“Cannot”

Paul wrote about “God, who cannot lie” (Titus 1:2).

Cannot.

In English, “cannot” often implies some kind of outward restraint. “I’d like to, but I can’t.” Unable, but not unwilling.

That’s not how God works. It’s not like God is honor-bound to speak the truth, but constantly wishing He could slip in a little deception. He cannot lie for one simple reason:

Because He will not lie.

That’s His character. That’s who He is.

In English, “will not” is about our intentions. “I will not do this” doesn’t always mean “I will never do this,” and it’s not even a guarantee that we won’t change our minds before it’s all said and done.

That’s not how God works either. He isn’t fickle and capricious; His character is dependable and unchanging. He is “the same yesterday, today, and forever” (Hebrews 13:8).

With God, a “cannot” is a “will not,” and a “will not” is a “cannot.” They’re the same thing. God abides by His perfect set of standards—He cannot go against them because He will not go against them.
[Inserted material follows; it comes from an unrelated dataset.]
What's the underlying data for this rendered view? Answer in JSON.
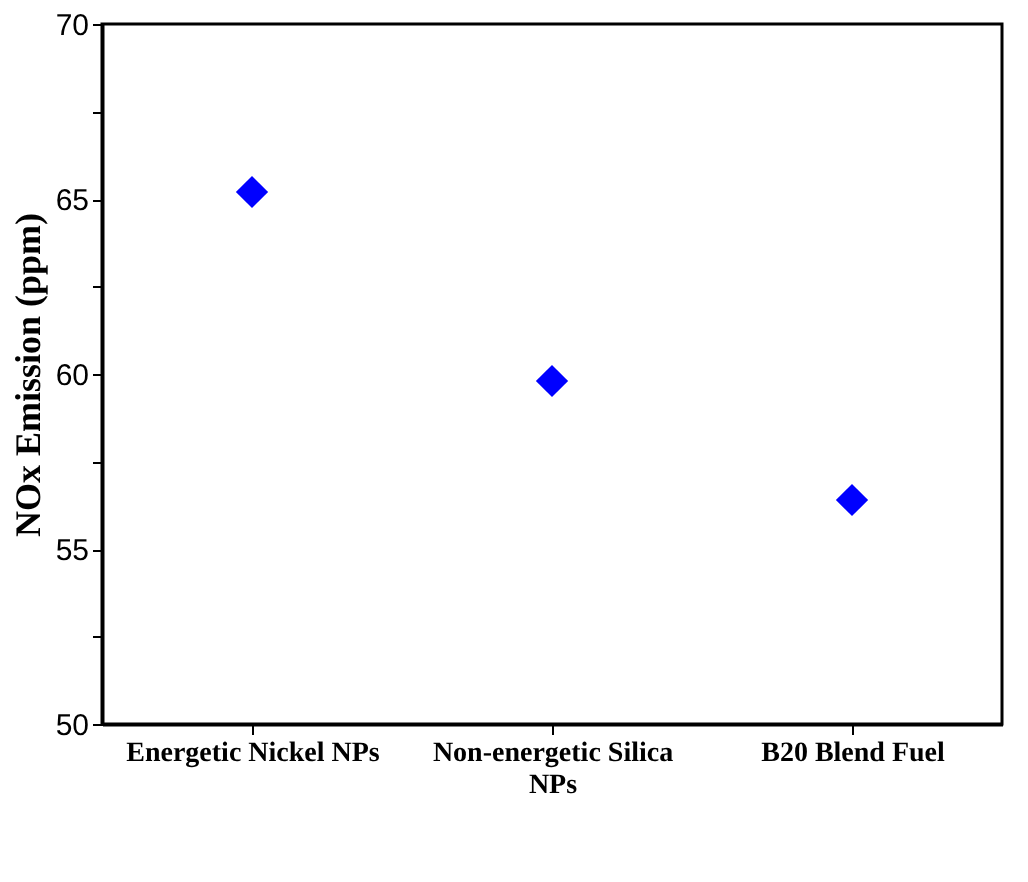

Imagine having character so firm, so unshakable, that others could write about your “will nots” as “cannots.” Imagine someone gesturing to you and saying, “Oh, her? No, she can’t lie,” or, “Oh, him? Yeah, he can’t envy.” Not won’t, but can’t. Unable because you’re unwilling. No room for discussion or exceptions. Fixed. Immovable. Dependable.

You and I both know you’re not there. Not yet. None of us are. But it’s the direction we’re heading: “We know that when He is revealed, we shall be like Him, for we shall see Him as He is” (1 John 3:2).

We serve a God who cannot because He will not.

Every day is an opportunity to be a little more like Him.